Does AI help humans make better decisions? A statistical evaluation framework for experimental and observational studies

成果类型:
Article
署名作者:
Ben-Michael, Eli; Greiner, D. James; Huang, Melody; Imai, Kosuke; Jiang, Zhichao; Shin, Sooahn
署名单位:
Carnegie Mellon University; Carnegie Mellon University; Harvard University; Yale University; Yale University; Harvard University; Harvard University; Sun Yat Sen University
刊物名称:
PROCEEDINGS OF THE NATIONAL ACADEMY OF SCIENCES OF THE UNITED STATES OF AMERICA
ISSN/ISSBN:
0027-14483
DOI:
10.1073/pnas.2505106122
发表日期:
2025-09-23
关键词:
摘要:
The use of AI, or more generally data-driven algorithms, has become ubiquitous in today's society. Yet, in many cases and especially when stakes are high, humans still make final decisions. The critical question, therefore, is whether AI helps humans make better decisions compared to a human-alone or AI-alone system. We introduce a methodological framework to answer this question empirically with minimal assumptions. We measure a decision maker's ability to make correct decisions using standard classification metrics based on the baseline potential outcome. We consider a single-blinded and unconfounded treatment assignment, in which the provision of AI-generated recommendations is assumed to be randomized across cases, conditional on observed covariates, with final decisions made by humans. Under this study design, we show how to compare the performance of three alternative decision-making systems-human-alone, human-with-AI, and AI-alone.

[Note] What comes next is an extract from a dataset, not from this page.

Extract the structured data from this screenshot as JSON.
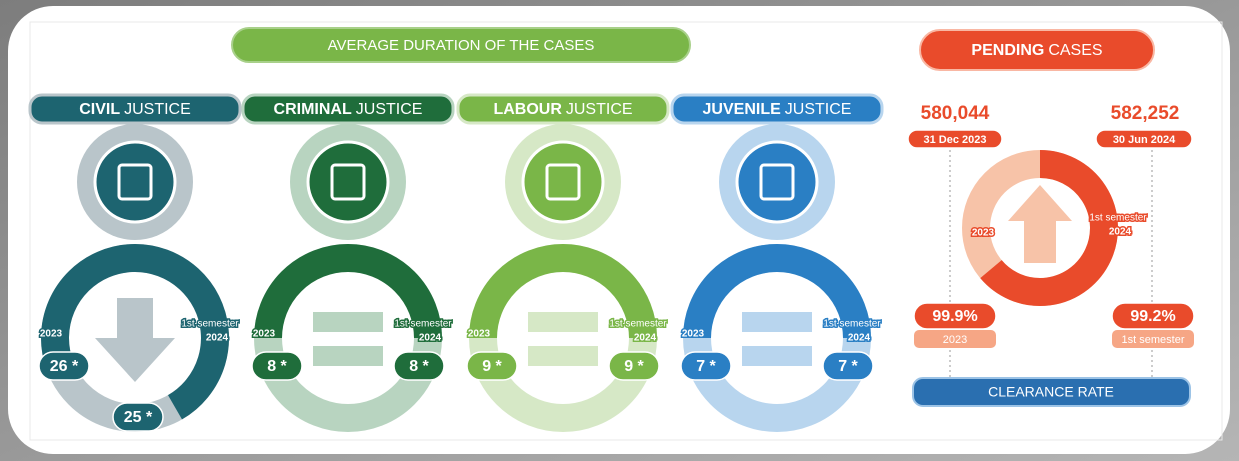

Importantly, the AI-alone system encompasses any individualized treatment assignment, including those not used in the original study. We also show when AI recommendations should be provided to a human-decision maker, and when one should follow such recommendations. We apply the proposed methodology to our own randomized controlled trial evaluating a pretrial risk assessment instrument. We find that the risk assessment recommendations do not improve the classification accuracy of a judge's decision to impose cash bail. Furthermore, replacing a human judge with algorithms-the risk assessment score and a large language model in particular-yields worse classification performance.